Doch Heniek erinnerte sich noch genau, wie bereits eine Legislaturperiode zuvor die PiS-Partei unter Jarosław Kaczyński selbst über zu hohe Straßenbaukosten in Polen geklagt hatte. Der sowohl von der PiS als auch der Bürgerplattform gemeinsam erhobene Vorwurf lautete damals, die polnischen Straßenbauunternehmen würden sich illegalerweise absprechen und die Kosten für staatliche Bauvorhaben in die Höhe treiben. In der Folge hatten die damaligen Vorsitzenden der Generaldirektion für Landesstraßen und Autobahnen und der Polnischen Staatsbahnen die Volksrepublik China besucht und Interessensbekundungen für die Zukunft unterzeichnet.

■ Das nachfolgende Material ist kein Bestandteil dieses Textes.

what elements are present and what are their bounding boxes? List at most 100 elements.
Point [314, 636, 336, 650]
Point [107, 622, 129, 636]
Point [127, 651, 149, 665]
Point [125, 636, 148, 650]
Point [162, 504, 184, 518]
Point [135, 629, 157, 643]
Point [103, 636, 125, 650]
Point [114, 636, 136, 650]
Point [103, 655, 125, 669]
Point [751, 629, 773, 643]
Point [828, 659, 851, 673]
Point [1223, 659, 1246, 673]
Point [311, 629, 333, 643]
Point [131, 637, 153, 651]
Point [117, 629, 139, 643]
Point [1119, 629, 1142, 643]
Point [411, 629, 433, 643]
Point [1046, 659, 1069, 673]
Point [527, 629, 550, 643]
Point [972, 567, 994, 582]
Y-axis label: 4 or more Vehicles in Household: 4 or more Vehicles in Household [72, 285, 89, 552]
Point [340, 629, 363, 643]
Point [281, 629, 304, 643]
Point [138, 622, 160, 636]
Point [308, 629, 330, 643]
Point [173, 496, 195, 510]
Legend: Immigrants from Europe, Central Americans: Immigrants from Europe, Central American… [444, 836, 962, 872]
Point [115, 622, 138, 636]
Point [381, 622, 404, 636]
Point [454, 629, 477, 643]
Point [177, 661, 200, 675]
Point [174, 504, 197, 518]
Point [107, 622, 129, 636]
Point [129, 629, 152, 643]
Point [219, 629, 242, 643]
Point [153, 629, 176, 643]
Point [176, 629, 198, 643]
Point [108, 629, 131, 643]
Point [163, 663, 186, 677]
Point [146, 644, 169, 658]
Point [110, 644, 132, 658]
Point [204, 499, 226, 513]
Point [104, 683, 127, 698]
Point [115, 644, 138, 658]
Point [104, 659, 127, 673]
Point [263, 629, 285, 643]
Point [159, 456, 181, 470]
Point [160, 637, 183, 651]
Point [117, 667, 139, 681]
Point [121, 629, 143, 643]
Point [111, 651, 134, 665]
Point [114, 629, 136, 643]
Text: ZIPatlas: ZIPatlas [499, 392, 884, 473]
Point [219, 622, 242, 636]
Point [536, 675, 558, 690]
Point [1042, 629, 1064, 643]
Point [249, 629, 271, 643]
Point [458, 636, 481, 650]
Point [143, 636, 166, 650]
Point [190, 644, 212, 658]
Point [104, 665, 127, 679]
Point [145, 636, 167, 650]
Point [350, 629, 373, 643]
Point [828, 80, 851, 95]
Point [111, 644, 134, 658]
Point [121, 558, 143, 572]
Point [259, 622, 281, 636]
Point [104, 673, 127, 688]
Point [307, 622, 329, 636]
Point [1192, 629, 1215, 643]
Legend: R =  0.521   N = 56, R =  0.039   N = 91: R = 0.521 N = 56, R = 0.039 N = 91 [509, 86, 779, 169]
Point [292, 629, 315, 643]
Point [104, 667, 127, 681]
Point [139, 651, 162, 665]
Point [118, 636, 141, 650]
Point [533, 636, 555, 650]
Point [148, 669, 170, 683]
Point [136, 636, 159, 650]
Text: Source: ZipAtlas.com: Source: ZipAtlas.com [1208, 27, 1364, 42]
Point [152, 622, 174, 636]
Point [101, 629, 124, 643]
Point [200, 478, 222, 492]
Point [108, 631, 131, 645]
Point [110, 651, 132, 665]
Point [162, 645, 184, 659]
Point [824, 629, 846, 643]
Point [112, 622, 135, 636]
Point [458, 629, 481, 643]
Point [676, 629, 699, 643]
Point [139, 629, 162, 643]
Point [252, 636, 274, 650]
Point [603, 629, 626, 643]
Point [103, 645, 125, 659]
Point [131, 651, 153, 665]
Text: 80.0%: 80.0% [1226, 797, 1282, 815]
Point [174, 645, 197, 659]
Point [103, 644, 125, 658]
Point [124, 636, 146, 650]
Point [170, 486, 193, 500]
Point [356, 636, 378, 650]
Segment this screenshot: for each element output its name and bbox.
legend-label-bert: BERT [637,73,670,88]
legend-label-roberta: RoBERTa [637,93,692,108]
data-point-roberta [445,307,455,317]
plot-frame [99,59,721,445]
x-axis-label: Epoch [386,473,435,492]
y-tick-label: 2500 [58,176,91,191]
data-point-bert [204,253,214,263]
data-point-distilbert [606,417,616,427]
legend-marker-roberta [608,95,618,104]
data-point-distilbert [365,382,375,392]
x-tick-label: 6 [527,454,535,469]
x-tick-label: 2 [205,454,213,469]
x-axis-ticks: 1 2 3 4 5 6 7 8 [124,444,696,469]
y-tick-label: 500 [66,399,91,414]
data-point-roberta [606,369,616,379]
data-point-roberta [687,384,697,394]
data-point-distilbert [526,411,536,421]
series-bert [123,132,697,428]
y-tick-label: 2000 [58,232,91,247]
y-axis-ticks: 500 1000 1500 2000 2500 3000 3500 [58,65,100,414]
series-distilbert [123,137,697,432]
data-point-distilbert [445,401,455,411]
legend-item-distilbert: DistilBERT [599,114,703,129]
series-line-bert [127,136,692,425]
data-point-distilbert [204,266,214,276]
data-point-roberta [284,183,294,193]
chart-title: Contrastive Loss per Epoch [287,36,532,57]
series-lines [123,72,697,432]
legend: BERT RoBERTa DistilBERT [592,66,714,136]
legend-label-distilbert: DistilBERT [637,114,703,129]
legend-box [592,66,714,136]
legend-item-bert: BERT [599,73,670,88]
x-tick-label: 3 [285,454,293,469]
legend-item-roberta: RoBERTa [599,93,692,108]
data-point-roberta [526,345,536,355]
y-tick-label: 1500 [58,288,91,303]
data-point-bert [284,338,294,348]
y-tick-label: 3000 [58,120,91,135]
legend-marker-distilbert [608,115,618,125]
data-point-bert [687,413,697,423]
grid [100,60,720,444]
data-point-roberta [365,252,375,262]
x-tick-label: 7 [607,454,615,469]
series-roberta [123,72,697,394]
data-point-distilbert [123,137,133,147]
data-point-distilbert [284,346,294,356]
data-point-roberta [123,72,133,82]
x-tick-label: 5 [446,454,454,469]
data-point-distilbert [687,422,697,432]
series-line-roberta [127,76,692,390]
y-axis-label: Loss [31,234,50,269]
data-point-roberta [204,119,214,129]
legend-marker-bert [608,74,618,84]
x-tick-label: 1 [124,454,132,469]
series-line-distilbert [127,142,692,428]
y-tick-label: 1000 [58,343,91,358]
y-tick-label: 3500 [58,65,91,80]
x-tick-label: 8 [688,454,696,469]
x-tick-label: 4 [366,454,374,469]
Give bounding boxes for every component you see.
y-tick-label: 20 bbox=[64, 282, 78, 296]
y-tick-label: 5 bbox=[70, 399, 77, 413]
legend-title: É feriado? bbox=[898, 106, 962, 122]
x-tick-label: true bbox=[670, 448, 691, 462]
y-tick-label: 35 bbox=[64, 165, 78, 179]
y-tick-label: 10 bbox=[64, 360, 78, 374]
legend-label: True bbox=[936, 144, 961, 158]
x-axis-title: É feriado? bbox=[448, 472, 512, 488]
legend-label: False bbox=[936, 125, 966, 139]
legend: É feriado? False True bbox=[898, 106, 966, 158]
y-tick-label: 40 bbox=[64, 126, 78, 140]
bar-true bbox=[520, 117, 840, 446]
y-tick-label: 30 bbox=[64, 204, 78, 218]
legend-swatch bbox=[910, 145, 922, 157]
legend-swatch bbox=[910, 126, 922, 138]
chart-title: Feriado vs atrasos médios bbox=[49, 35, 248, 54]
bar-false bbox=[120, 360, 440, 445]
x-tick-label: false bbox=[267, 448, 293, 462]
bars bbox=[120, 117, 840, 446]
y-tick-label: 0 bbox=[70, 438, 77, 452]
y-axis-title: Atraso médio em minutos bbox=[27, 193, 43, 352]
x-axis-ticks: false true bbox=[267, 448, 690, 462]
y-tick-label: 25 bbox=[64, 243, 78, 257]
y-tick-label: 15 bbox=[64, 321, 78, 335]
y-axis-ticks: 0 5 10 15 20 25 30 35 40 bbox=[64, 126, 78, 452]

Was sollte man nun, fragte sich Heniek, davon halten, wenn die freie polnische Regierung, die nationalkonservative zumal, ausgerechnet im kommunistischen China nach Alternativen zu den polnischen Firmen suchte, die die Regeln der freien Marktwirtschaft, für die doch alle gekämpft hatten, unterwanderten? Doch die Sachlage war noch komplizierter: Was nämlich schließlich zum Rückzug der chinesischen Firma geführt hatte, konnte nie befriedigend aufgeklärt werden. Der von den Chinesen angesetzte Preis lag mit 26 Millionen Złoty gute 10 Millionen unter dem nächstgünstigen Angebot und damit, so die Kritik, weit unter einem wirtschaftlich sinnvollen Wert. Das ganze Projekt schien von Anfang an nicht realisierbar. Auch verfügte die Firma nicht, wie mündlich zugesagt, über das entsprechende Eigenkapitel, um den Bau aus eigenen Mitteln zu bestreiten. So war Covec ständig auf Teilzahlungen der Generaldirektion für Landesstraßen und Autobahnen angewiesen, welche, da sie der gemachten Absprache widersprachen, nur ungern und sehr unpünktlich geleistet wurden.